Economics

Indirect Least Squares

Published Apr 29, 2024

Definition of Indirect Least Squares

Indirect Least Squares (ILS) is a method used in econometrics and statistics for estimating the parameters of simultaneous equations models. These models are common in economics where multiple equations describe the relationships between variables, and each equation may contain endogenous variables—variables that are determined within the system of equations. The ILS method involves estimating the structural parameters indirectly by first estimating the reduced form of the model and then solving these estimates to obtain the structural parameters.

Example

Consider a simple economic model with two equations representing the demand and supply for a good:

  1. Demand: \(Q_d = a – bP + e_d\)
  2. Supply: \(Q_s = c + dP + e_s\)

Here, \(Q_d\) and \(Q_s\) are the quantity demanded and quantity supplied, \(P\) is the price, \(a\), \(b\), \(c\), and \(d\) are parameters to be estimated, and \(e_d\) and \(e_s\) are error terms. In an ILS approach, you would first estimate the reduced form of this system, which directly relates the independent variables to the price and quantity (the endogenous variables) without specifying a functional form for the supply and demand relationship. After obtaining the reduced form estimates, you can then solve for the structural parameters (\(a\), \(b\), \(c\), and \(d\)).

Why Indirect Least Squares Matters

Indirect Least Squares is particularly useful in econometrics for estimating simultaneous equation models where classical methods like Ordinary Least Squares (OLS) fail due to endogeneity—when predictors are correlated with the error term.

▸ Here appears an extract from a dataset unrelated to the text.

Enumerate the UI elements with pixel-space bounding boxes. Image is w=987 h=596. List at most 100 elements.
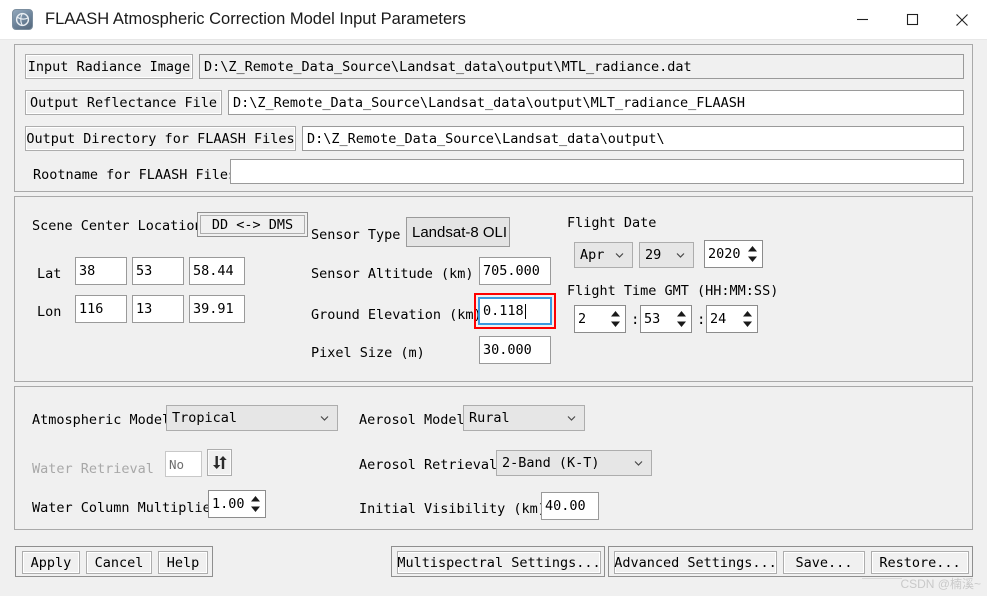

Endogeneity in the model can lead to biased and inconsistent estimates. By using ILS, economists can circumvent some of these issues, obtaining consistent estimates of the model’s parameters. This method is essential for accurately understanding economic phenomena and providing reliable empirical evidence to inform economic policy and decision-making.

Frequently Asked Questions (FAQ)

How does Indirect Least Squares differ from Ordinary Least Squares?

Indirect Least Squares differs from Ordinary Least Squares in the context and application. OLS is used primarily for single-equation models and may produce biased estimates in simultaneous equations due to endogeneity. ILS, on the other hand, is specifically designed for simultaneous equation models, estimating parameters indirectly to address the issue of endogenous variables.

What are the limitations of Indirect Least Squares?

The main limitation of ILS is its reliance on the correctness of the model’s specifications and the assumption that the model is exactly identified or over-identified. If the model is under-identified (there are more parameters to estimate than there are equations), ILS cannot be used. Additionally, ILS assumes that the errors in the equations are not correlated; violations of this assumption can lead to biased estimates.

Can Indirect Least Squares be used for any type of simultaneous equations model?

ILS is suitable for exactly identified or over-identified models where the number of instrumental variables (exogenous variables) is equal to or greater than the number of endogenous variables needing estimation. It is not suitable for under-identified models where the reverse is true. Therefore, its applicability depends on the structure of the model and the availability of appropriate instruments.

What are the practical applications of Indirect Least Squares?

Practical applications of ILS include estimating the parameters of economic models that describe the behavior of markets (e.g., supply and demand interactions), fiscal policy impacts, and other macroeconomic relationships. It allows economists to dissect complex relationships where variables influence one another simultaneously, such as in models of monetary policy, where interest rates, inflation, and output growth may all be endogenously determined.

Indirect Least Squares plays a crucial role in the econometric analysis of simultaneous equations, enabling economists to derive consistent and unbiased estimates of model parameters. This method enhances the accuracy and reliability of economic research, contributing to better policy formulation and economic decision-making.